Sunday, October 28, 2007

Chemistry Sets

My parents, like all the parents of their day and most likely like parents today, felt a need to improve our minds. We needed to learn and explore the world around us. Because they didn't actually observe what we did when we were in the world around us they supplemented the world with "educational" gifts. Sometimes these sucked. Like classical recordings. But sometimes they were marvelous. Like chemistry sets.
A chemistry set was the best birthday or Christmas gift you could receive short of an actual bb gun. Chemistry sets had beakers and test tubes and things to hold the test tubes and bunsen burners and most importantly...chemicals. Shit in it's purest form. Shit you mix up and use to ruin the world. You were Dr Frankenstein or Einstein or the inventor of the next best, great thing to be invented. Since none of my friends were engineers or inclined in that direction we had no real scientific method. We just mixed shit up and watched what happened. These were actual, real, potentially dangerous chemicals. Now they would come with a host of warnings. Then they came with nothing. Oh, wait...there was an instruction book that we never read.
So we took my chemistry set down to the basement. Set it on our play shelf and began to make poison gases and toxic fumes and potent liquids that would peel the finish off our furniture. Bubbling, smoking, egg shell stinking chemical messes.
We were in heaven. We might have been in Bhopal but to us it was heaven. Naturally we supplemented the meager amount of chemicals the kit came with by appropriating chemicals from our homes. Cleaning solvents, pesticides, paints, and other liquids that appeared similar in nature were added to the toxic brew. Oh the wonders of science.

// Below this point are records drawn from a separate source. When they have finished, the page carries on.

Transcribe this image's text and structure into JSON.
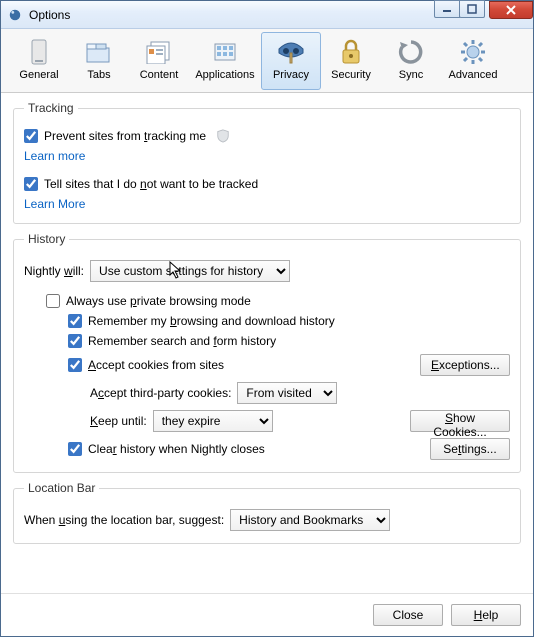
{
  "window": {
    "title": "Options"
  },
  "toolbar": {
    "general": "General",
    "tabs": "Tabs",
    "content": "Content",
    "applications": "Applications",
    "privacy": "Privacy",
    "security": "Security",
    "sync": "Sync",
    "advanced": "Advanced",
    "selected": "privacy"
  },
  "tracking": {
    "legend": "Tracking",
    "prevent": {
      "checked": true,
      "pre": "Prevent sites from ",
      "u": "t",
      "post": "racking me"
    },
    "learn_more_1": "Learn more",
    "dnt": {
      "checked": true,
      "pre": "Tell sites that I do ",
      "u": "n",
      "post": "ot want to be tracked"
    },
    "learn_more_2": "Learn More"
  },
  "history": {
    "legend": "History",
    "nightly_pre": "Nightly ",
    "nightly_u": "w",
    "nightly_post": "ill:",
    "mode_value": "Use custom settings for history",
    "always_private": {
      "checked": false,
      "pre": "Always use ",
      "u": "p",
      "post": "rivate browsing mode"
    },
    "remember_browsing": {
      "checked": true,
      "pre": "Remember my ",
      "u": "b",
      "post": "rowsing and download history"
    },
    "remember_search": {
      "checked": true,
      "pre": "Remember search and ",
      "u": "f",
      "post": "orm history"
    },
    "accept_cookies": {
      "checked": true,
      "pre": "",
      "u": "A",
      "post": "ccept cookies from sites"
    },
    "exceptions_btn": "Exceptions...",
    "third_party_label": {
      "pre": "A",
      "u": "c",
      "post": "cept third-party cookies:"
    },
    "third_party_value": "From visited",
    "keep_label": {
      "pre": "",
      "u": "K",
      "post": "eep until:"
    },
    "keep_value": "they expire",
    "show_cookies_btn": "Show Cookies...",
    "clear_on_close": {
      "checked": true,
      "pre": "Clea",
      "u": "r",
      "post": " history when Nightly closes"
    },
    "settings_btn": "Settings..."
  },
  "locationbar": {
    "legend": "Location Bar",
    "label": {
      "pre": "When ",
      "u": "u",
      "post": "sing the location bar, suggest:"
    },
    "value": "History and Bookmarks"
  },
  "footer": {
    "close": "Close",
    "help_u": "H",
    "help_post": "elp"
  }
}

Many of our skills would come in handy in college when we had to measure and sort various illegal substances but that was really the last time any of this would matter. What I learned was that shit stunk and that it was fun to mix shit up and set it on fire.
When I was working at my company Fleetrak I had the opportunity to work on a regular basis with engineers. These are very strange people who actually understand the inner workings of things. If an engineer gets a toy for Christmas he takes it apart to see how it works and then makes it work better. He does it in an orderly, logical manner. I've had engineers ask me what algorithm we were using in our GPS engine. I told him I didn't have any rhythm but if I did I wouldn't name it Al. He didn't laugh.
We were not engineers. We didn't follow any rules. We didn't try to learn anything. We weren't under the direct supervision of a parent or guardian and so we were more like imps in the machine. We just fucked with shit. And had fun. Lots and lots of fun.